Para cerrar nuestro paseo por el 4 de octubre mencionaremos que también se conmemora un año más de la puesta en órbita en 1957 por parte de la Unión Soviética del Sputnik, el primer satélite artificial de la Tierra; y otro aniversario (el nº 50) de la muerte en 1970 de la cantante estadounidense de rock y blues Janis Joplin. Considerada por la crítica especializada una de las mejores y más influyentes artistas de todos los tiempos y la primera mujer estrella del rock and roll, Joplin se sumó en su momento al “Club de los 27”, grupo de músicos populares que fallecieron a la edad de 27 años, conformado inicialmente por Robert Johnson, Brian Jones, Jimi Hendrix y Jim Morrison al que se agregaron más recientemente Kurt Cobain y Amy Winehouse. Joplin falleció en Los Ángeles por una sobredosis accidental de heroína en circunstancias confusas.
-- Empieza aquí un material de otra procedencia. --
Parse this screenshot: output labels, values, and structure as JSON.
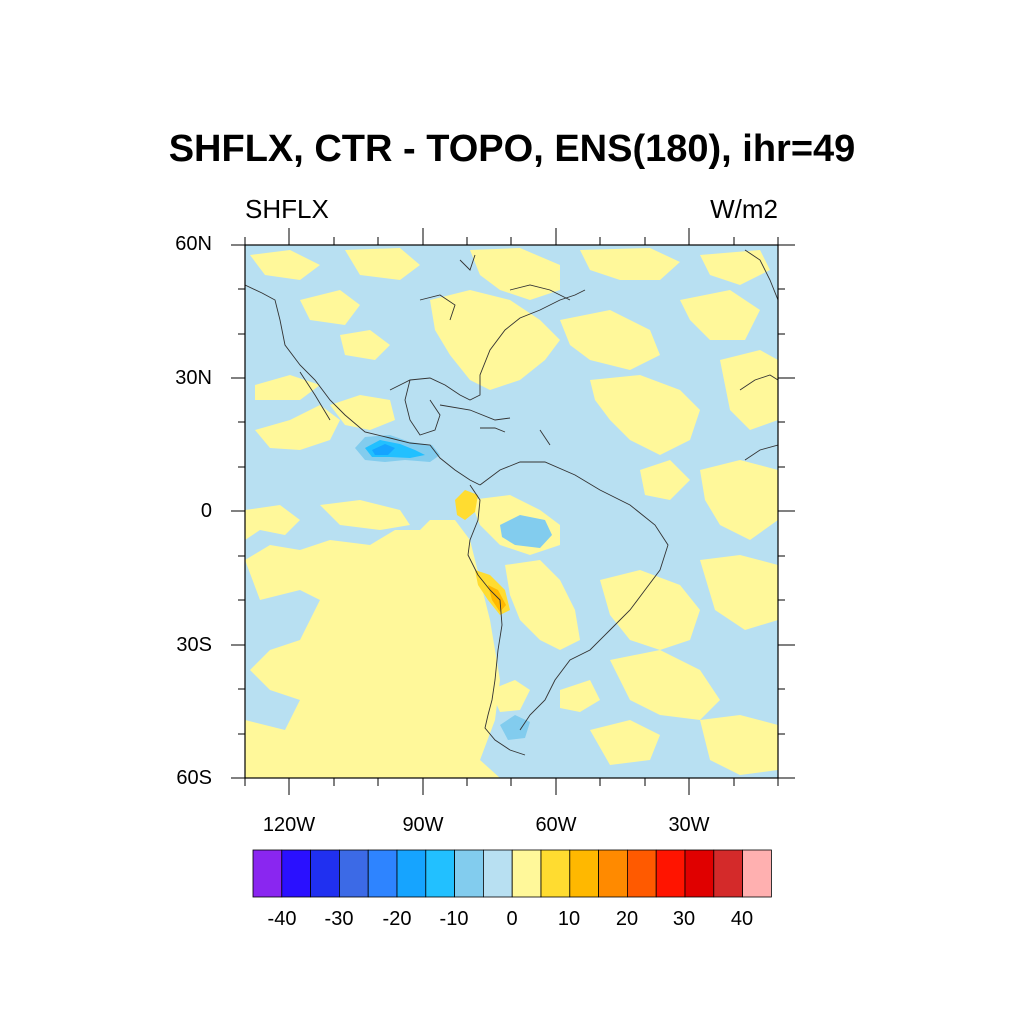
{
  "title": "SHFLX, CTR - TOPO, ENS(180), ihr=49",
  "subtitle_left": "SHFLX",
  "subtitle_right": "W/m2",
  "lat_labels": [
    "60N",
    "30N",
    "0",
    "30S",
    "60S"
  ],
  "lon_labels": [
    "120W",
    "90W",
    "60W",
    "30W"
  ],
  "colorbar": {
    "tick_labels": [
      "-40",
      "-30",
      "-20",
      "-10",
      "0",
      "10",
      "20",
      "30",
      "40"
    ],
    "colors": [
      "#8a26f0",
      "#2a10ff",
      "#2030f0",
      "#3c6ae6",
      "#2e84ff",
      "#16a4ff",
      "#22c0ff",
      "#82ccee",
      "#b8e0f2",
      "#fff89a",
      "#ffdc30",
      "#ffb800",
      "#ff8a00",
      "#ff5a00",
      "#ff1400",
      "#e00000",
      "#d42a2a",
      "#ffb0b0"
    ]
  },
  "map": {
    "extent": {
      "lon_min": -130,
      "lon_max": -10,
      "lat_min": -60,
      "lat_max": 60
    },
    "background_color": "#b8e0f2",
    "positive_color": "#fff89a"
  }
}
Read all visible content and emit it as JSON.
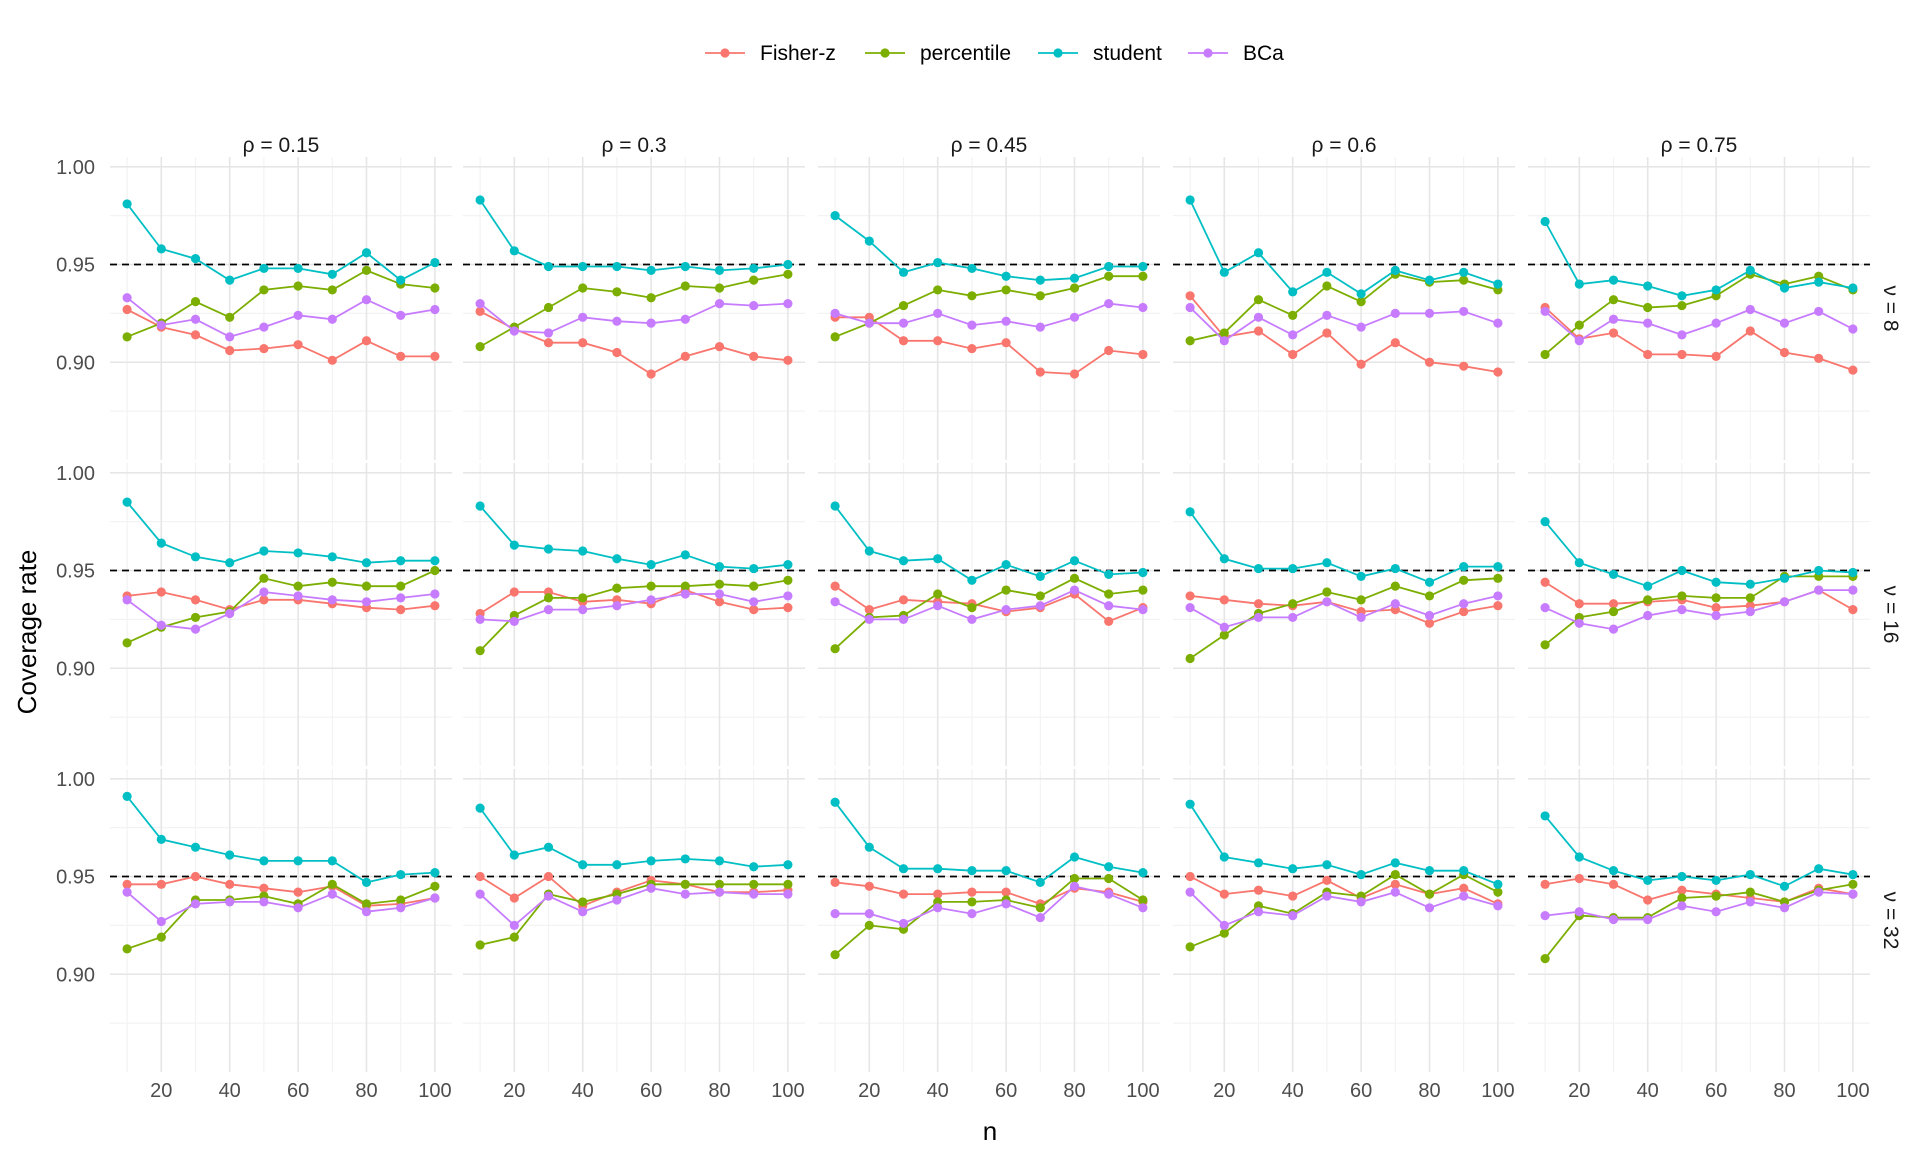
{
  "chart_data": {
    "type": "line",
    "facet_cols": {
      "variable": "ρ",
      "values": [
        "0.15",
        "0.3",
        "0.45",
        "0.6",
        "0.75"
      ]
    },
    "facet_rows": {
      "variable": "ν",
      "values": [
        "8",
        "16",
        "32"
      ]
    },
    "xlabel": "n",
    "ylabel": "Coverage rate",
    "x": [
      10,
      20,
      30,
      40,
      50,
      60,
      70,
      80,
      90,
      100
    ],
    "x_ticks": [
      20,
      40,
      60,
      80,
      100
    ],
    "xlim": [
      5,
      105
    ],
    "y_ticks": [
      0.9,
      0.95,
      1.0
    ],
    "y_tick_labels": [
      "0.90",
      "0.95",
      "1.00"
    ],
    "ylim": [
      0.85,
      1.005
    ],
    "reference_line": {
      "y": 0.95,
      "style": "dashed"
    },
    "legend": {
      "position": "top"
    },
    "series_meta": [
      {
        "name": "Fisher-z",
        "color": "#F8766D"
      },
      {
        "name": "percentile",
        "color": "#7CAE00"
      },
      {
        "name": "student",
        "color": "#00BFC4"
      },
      {
        "name": "BCa",
        "color": "#C77CFF"
      }
    ],
    "panels": [
      {
        "row": 0,
        "col": 0,
        "series": [
          [
            0.927,
            0.918,
            0.914,
            0.906,
            0.907,
            0.909,
            0.901,
            0.911,
            0.903,
            0.903
          ],
          [
            0.913,
            0.92,
            0.931,
            0.923,
            0.937,
            0.939,
            0.937,
            0.947,
            0.94,
            0.938
          ],
          [
            0.981,
            0.958,
            0.953,
            0.942,
            0.948,
            0.948,
            0.945,
            0.956,
            0.942,
            0.951
          ],
          [
            0.933,
            0.919,
            0.922,
            0.913,
            0.918,
            0.924,
            0.922,
            0.932,
            0.924,
            0.927
          ]
        ]
      },
      {
        "row": 0,
        "col": 1,
        "series": [
          [
            0.926,
            0.917,
            0.91,
            0.91,
            0.905,
            0.894,
            0.903,
            0.908,
            0.903,
            0.901
          ],
          [
            0.908,
            0.918,
            0.928,
            0.938,
            0.936,
            0.933,
            0.939,
            0.938,
            0.942,
            0.945
          ],
          [
            0.983,
            0.957,
            0.949,
            0.949,
            0.949,
            0.947,
            0.949,
            0.947,
            0.948,
            0.95
          ],
          [
            0.93,
            0.916,
            0.915,
            0.923,
            0.921,
            0.92,
            0.922,
            0.93,
            0.929,
            0.93
          ]
        ]
      },
      {
        "row": 0,
        "col": 2,
        "series": [
          [
            0.923,
            0.923,
            0.911,
            0.911,
            0.907,
            0.91,
            0.895,
            0.894,
            0.906,
            0.904
          ],
          [
            0.913,
            0.92,
            0.929,
            0.937,
            0.934,
            0.937,
            0.934,
            0.938,
            0.944,
            0.944
          ],
          [
            0.975,
            0.962,
            0.946,
            0.951,
            0.948,
            0.944,
            0.942,
            0.943,
            0.949,
            0.949
          ],
          [
            0.925,
            0.92,
            0.92,
            0.925,
            0.919,
            0.921,
            0.918,
            0.923,
            0.93,
            0.928
          ]
        ]
      },
      {
        "row": 0,
        "col": 3,
        "series": [
          [
            0.934,
            0.913,
            0.916,
            0.904,
            0.915,
            0.899,
            0.91,
            0.9,
            0.898,
            0.895
          ],
          [
            0.911,
            0.915,
            0.932,
            0.924,
            0.939,
            0.931,
            0.945,
            0.941,
            0.942,
            0.937
          ],
          [
            0.983,
            0.946,
            0.956,
            0.936,
            0.946,
            0.935,
            0.947,
            0.942,
            0.946,
            0.94
          ],
          [
            0.928,
            0.911,
            0.923,
            0.914,
            0.924,
            0.918,
            0.925,
            0.925,
            0.926,
            0.92
          ]
        ]
      },
      {
        "row": 0,
        "col": 4,
        "series": [
          [
            0.928,
            0.912,
            0.915,
            0.904,
            0.904,
            0.903,
            0.916,
            0.905,
            0.902,
            0.896
          ],
          [
            0.904,
            0.919,
            0.932,
            0.928,
            0.929,
            0.934,
            0.945,
            0.94,
            0.944,
            0.937
          ],
          [
            0.972,
            0.94,
            0.942,
            0.939,
            0.934,
            0.937,
            0.947,
            0.938,
            0.941,
            0.938
          ],
          [
            0.926,
            0.911,
            0.922,
            0.92,
            0.914,
            0.92,
            0.927,
            0.92,
            0.926,
            0.917
          ]
        ]
      },
      {
        "row": 1,
        "col": 0,
        "series": [
          [
            0.937,
            0.939,
            0.935,
            0.93,
            0.935,
            0.935,
            0.933,
            0.931,
            0.93,
            0.932
          ],
          [
            0.913,
            0.921,
            0.926,
            0.929,
            0.946,
            0.942,
            0.944,
            0.942,
            0.942,
            0.95
          ],
          [
            0.985,
            0.964,
            0.957,
            0.954,
            0.96,
            0.959,
            0.957,
            0.954,
            0.955,
            0.955
          ],
          [
            0.935,
            0.922,
            0.92,
            0.928,
            0.939,
            0.937,
            0.935,
            0.934,
            0.936,
            0.938
          ]
        ]
      },
      {
        "row": 1,
        "col": 1,
        "series": [
          [
            0.928,
            0.939,
            0.939,
            0.934,
            0.935,
            0.933,
            0.94,
            0.934,
            0.93,
            0.931
          ],
          [
            0.909,
            0.927,
            0.936,
            0.936,
            0.941,
            0.942,
            0.942,
            0.943,
            0.942,
            0.945
          ],
          [
            0.983,
            0.963,
            0.961,
            0.96,
            0.956,
            0.953,
            0.958,
            0.952,
            0.951,
            0.953
          ],
          [
            0.925,
            0.924,
            0.93,
            0.93,
            0.932,
            0.935,
            0.938,
            0.938,
            0.934,
            0.937
          ]
        ]
      },
      {
        "row": 1,
        "col": 2,
        "series": [
          [
            0.942,
            0.93,
            0.935,
            0.934,
            0.933,
            0.929,
            0.931,
            0.938,
            0.924,
            0.931
          ],
          [
            0.91,
            0.926,
            0.927,
            0.938,
            0.931,
            0.94,
            0.937,
            0.946,
            0.938,
            0.94
          ],
          [
            0.983,
            0.96,
            0.955,
            0.956,
            0.945,
            0.953,
            0.947,
            0.955,
            0.948,
            0.949
          ],
          [
            0.934,
            0.925,
            0.925,
            0.932,
            0.925,
            0.93,
            0.932,
            0.94,
            0.932,
            0.93
          ]
        ]
      },
      {
        "row": 1,
        "col": 3,
        "series": [
          [
            0.937,
            0.935,
            0.933,
            0.932,
            0.934,
            0.929,
            0.93,
            0.923,
            0.929,
            0.932
          ],
          [
            0.905,
            0.917,
            0.928,
            0.933,
            0.939,
            0.935,
            0.942,
            0.937,
            0.945,
            0.946
          ],
          [
            0.98,
            0.956,
            0.951,
            0.951,
            0.954,
            0.947,
            0.951,
            0.944,
            0.952,
            0.952
          ],
          [
            0.931,
            0.921,
            0.926,
            0.926,
            0.934,
            0.926,
            0.933,
            0.927,
            0.933,
            0.937
          ]
        ]
      },
      {
        "row": 1,
        "col": 4,
        "series": [
          [
            0.944,
            0.933,
            0.933,
            0.934,
            0.935,
            0.931,
            0.932,
            0.934,
            0.94,
            0.93
          ],
          [
            0.912,
            0.926,
            0.929,
            0.935,
            0.937,
            0.936,
            0.936,
            0.947,
            0.947,
            0.947
          ],
          [
            0.975,
            0.954,
            0.948,
            0.942,
            0.95,
            0.944,
            0.943,
            0.946,
            0.95,
            0.949
          ],
          [
            0.931,
            0.923,
            0.92,
            0.927,
            0.93,
            0.927,
            0.929,
            0.934,
            0.94,
            0.94
          ]
        ]
      },
      {
        "row": 2,
        "col": 0,
        "series": [
          [
            0.946,
            0.946,
            0.95,
            0.946,
            0.944,
            0.942,
            0.945,
            0.935,
            0.936,
            0.939
          ],
          [
            0.913,
            0.919,
            0.938,
            0.938,
            0.94,
            0.936,
            0.946,
            0.936,
            0.938,
            0.945
          ],
          [
            0.991,
            0.969,
            0.965,
            0.961,
            0.958,
            0.958,
            0.958,
            0.947,
            0.951,
            0.952
          ],
          [
            0.942,
            0.927,
            0.936,
            0.937,
            0.937,
            0.934,
            0.941,
            0.932,
            0.934,
            0.939
          ]
        ]
      },
      {
        "row": 2,
        "col": 1,
        "series": [
          [
            0.95,
            0.939,
            0.95,
            0.935,
            0.942,
            0.948,
            0.946,
            0.942,
            0.942,
            0.943
          ],
          [
            0.915,
            0.919,
            0.941,
            0.937,
            0.941,
            0.946,
            0.946,
            0.946,
            0.946,
            0.946
          ],
          [
            0.985,
            0.961,
            0.965,
            0.956,
            0.956,
            0.958,
            0.959,
            0.958,
            0.955,
            0.956
          ],
          [
            0.941,
            0.925,
            0.94,
            0.932,
            0.938,
            0.944,
            0.941,
            0.942,
            0.941,
            0.941
          ]
        ]
      },
      {
        "row": 2,
        "col": 2,
        "series": [
          [
            0.947,
            0.945,
            0.941,
            0.941,
            0.942,
            0.942,
            0.936,
            0.944,
            0.942,
            0.937
          ],
          [
            0.91,
            0.925,
            0.923,
            0.937,
            0.937,
            0.938,
            0.934,
            0.949,
            0.949,
            0.938
          ],
          [
            0.988,
            0.965,
            0.954,
            0.954,
            0.953,
            0.953,
            0.947,
            0.96,
            0.955,
            0.952
          ],
          [
            0.931,
            0.931,
            0.926,
            0.934,
            0.931,
            0.936,
            0.929,
            0.945,
            0.941,
            0.934
          ]
        ]
      },
      {
        "row": 2,
        "col": 3,
        "series": [
          [
            0.95,
            0.941,
            0.943,
            0.94,
            0.948,
            0.939,
            0.946,
            0.941,
            0.944,
            0.936
          ],
          [
            0.914,
            0.921,
            0.935,
            0.931,
            0.942,
            0.94,
            0.951,
            0.941,
            0.951,
            0.942
          ],
          [
            0.987,
            0.96,
            0.957,
            0.954,
            0.956,
            0.951,
            0.957,
            0.953,
            0.953,
            0.946
          ],
          [
            0.942,
            0.925,
            0.932,
            0.93,
            0.94,
            0.937,
            0.942,
            0.934,
            0.94,
            0.935
          ]
        ]
      },
      {
        "row": 2,
        "col": 4,
        "series": [
          [
            0.946,
            0.949,
            0.946,
            0.938,
            0.943,
            0.941,
            0.939,
            0.937,
            0.944,
            0.941
          ],
          [
            0.908,
            0.93,
            0.929,
            0.929,
            0.939,
            0.94,
            0.942,
            0.937,
            0.943,
            0.946
          ],
          [
            0.981,
            0.96,
            0.953,
            0.948,
            0.95,
            0.948,
            0.951,
            0.945,
            0.954,
            0.951
          ],
          [
            0.93,
            0.932,
            0.928,
            0.928,
            0.935,
            0.932,
            0.937,
            0.934,
            0.942,
            0.941
          ]
        ]
      }
    ]
  }
}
10. Aguacero propio del día de San Francisco conocido como «el cordonazo»
Si por casualidad en estos días han notado que el tiempo se encuentra alterado con lluvias torrenciales acompañadas de truenos y descargas eléctricas, no olviden que estamos en pleno “cordonazo” de San Francisco, fenómeno cuyo epicentro es el 4 de octubre. Tradicionalmente en estas fechas después de la gran tormenta finaliza la temporada de lluvias (o invierno) en nuestro país. Claro, eso era cuando el clima era predecible.